Does your dog bite?

Official Washington — and, no doubt, thousands of victims of Ponzi mastermind Bernie Madoff’s $50-billion investment ripoff– were mesmerized this week as fraud investigator Harry Markopolos told Congress how he spent nine years blowing the whistle on Madoff to the Securities and Exchange Commission.

Despite a mountain of evidence provided by Markopolos to the SEC’s Boston Regional Office — repeatedly, and increasingly in greater detail, during 2000-2008 — the SEC did not even bother to investigate Madoff.

”Nothing was done,” Markopolos told the House Special Committee on Finance. ”There was an abject failure by the regulatory agencies we entrust as our watchdogs.”

Among the mind-boggling revelations from Markopolos in his testimony:

— Working with a team that included financial risk managers of several major hedge funds, an investigative journalist, and a former U.S. Army airborne ranger infantry officer with intelligence-gathering experience, Markopolos (who himself is a Special Forces veteran) determined as early as June 2005 that Madoff’s Ponzi scheme was beginning to unravel and that Bernie was intensifying his efforts to lure in new victims to keep the scheme going.

— Investigative journalist Micheal Ocrant actually infiltrated Madoff’s operation for Markopolos’ team.

— SEC lawyers prevented the SEC’s trading and portfolio management experts from initiating any investigation of Madoff. ”My experiences with SEC officials lead me to conclude that the SEC securities lawyers if only through their investigative ineptitude and financial illiteracy colluded to maintain large frauds such as the one to which Madoff later confessed,” Markopolos testified.

— Madoff marketed a ”split-strike” stock purchase and conversion strategy to his clients that was deliberately so complicated even market professionals would have trouble keeping track of all the moving parts. ”[Madoff] knew most [of his clients] wouldn’t understand it and would be embarrassed to admit their ignorance, so he would have less questions to answer.”

— Despite the complexity of his offerings, Bernie’s stock performance charts were unsophisticated and easily identified as bogus when analyzed by experts.
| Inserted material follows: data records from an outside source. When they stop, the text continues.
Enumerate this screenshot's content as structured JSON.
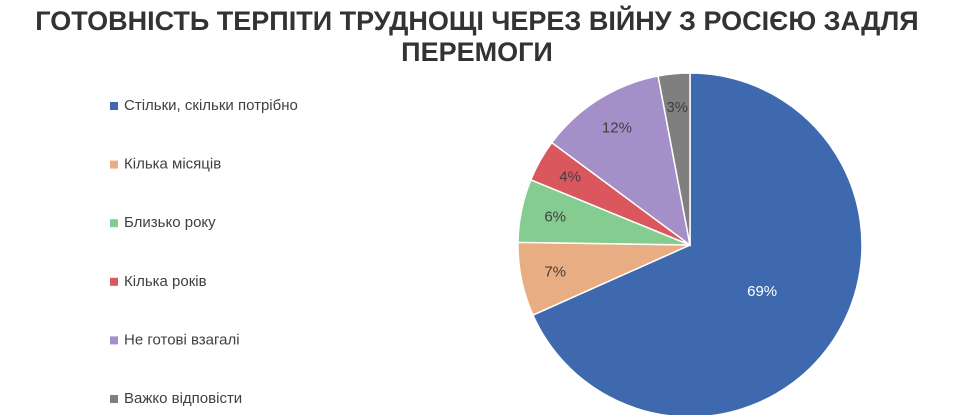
{
  "chart_data": {
    "type": "pie",
    "title": "ГОТОВНІСТЬ ТЕРПІТИ ТРУДНОЩІ ЧЕРЕЗ ВІЙНУ З РОСІЄЮ ЗАДЛЯ ПЕРЕМОГИ",
    "categories": [
      "Стільки, скільки потрібно",
      "Кілька місяців",
      "Близько року",
      "Кілька років",
      "Не готові взагалі",
      "Важко відповісти"
    ],
    "values": [
      69,
      7,
      6,
      4,
      12,
      3
    ],
    "value_labels": [
      "69%",
      "7%",
      "6%",
      "4%",
      "12%",
      "3%"
    ],
    "colors": [
      "#3f69ae",
      "#e8ad82",
      "#84cc8f",
      "#d9575d",
      "#a48fc8",
      "#7f7f7f"
    ],
    "legend": "left"
  }
}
Markopolos says it only took him four hours to prove mathematically that Madoff was a fraud. ”Madoff’s math never made sense, his performance charts were clearly deceiving, and his return stream never resembled any known financial instrument or strategy.”

— Madoff’s ”results” were so outlandish they were ”equivalent to a major league baseball player batting .966 and no one suspecting that this player was cheating.”

— Madoff played ”hard to get” and exuded an air of exclusivity (sometimes demanding an initial investment of at least $20 million from new clients) as a lure to unsuspecting rich investors. Several European royal families invested heavily in his Ponzi scheme.

— Markopolos diagrammed Madoff’s Ponzi operation on a whiteboard at a meeting in October 2005 with Mike Garrity, Branch Chief of the SEC’s Boston Regional Office. Garrity forwarded the information to the SEC’s New York office, which had jurisdiction over Madoff, but the New York SEC office refused to initiate an investigation.

— Markopolos offered his dossier on Madoff to an investigative reporter at The Wall Street Journal’s Washington bureau in 2006, but the newspaper’s senior editors apparently did not give the reporter approval to pursue the story.

Markopolos also offered a theory regarding why Bernie turned himself in on December 11, 2008.

The fraud investigator believes that after the financial credit markets completely froze last fall, several major funds that had provided steady streams of investment capital to Madoff asked him to liquefy their assets and redeem them. Madoff’s fictional ”strategy” of investing in highly liquid, blue-chip stocks made him appear to be the most reliable money man to turn to for converting investments into instant cash.

In other words, with the financial system collapsing around them, investment fund managers quickly turned to the most trusted investor they knew — a man with a golden reputation, a financial genius they had entrusted with untold billions for years.

Surely, this courtly guru who moved so easily through the world’s elite portals, this mensch with the Midas touch, could end their fiscal nightmare. All it would take, they thought, was one wave of Bernie’s hand and a frozen glacier of assets would instantly transform into a bubbling, life-saving gusher of liquidity.

Then they watched in horror as the man who never was dropped a dime on himself.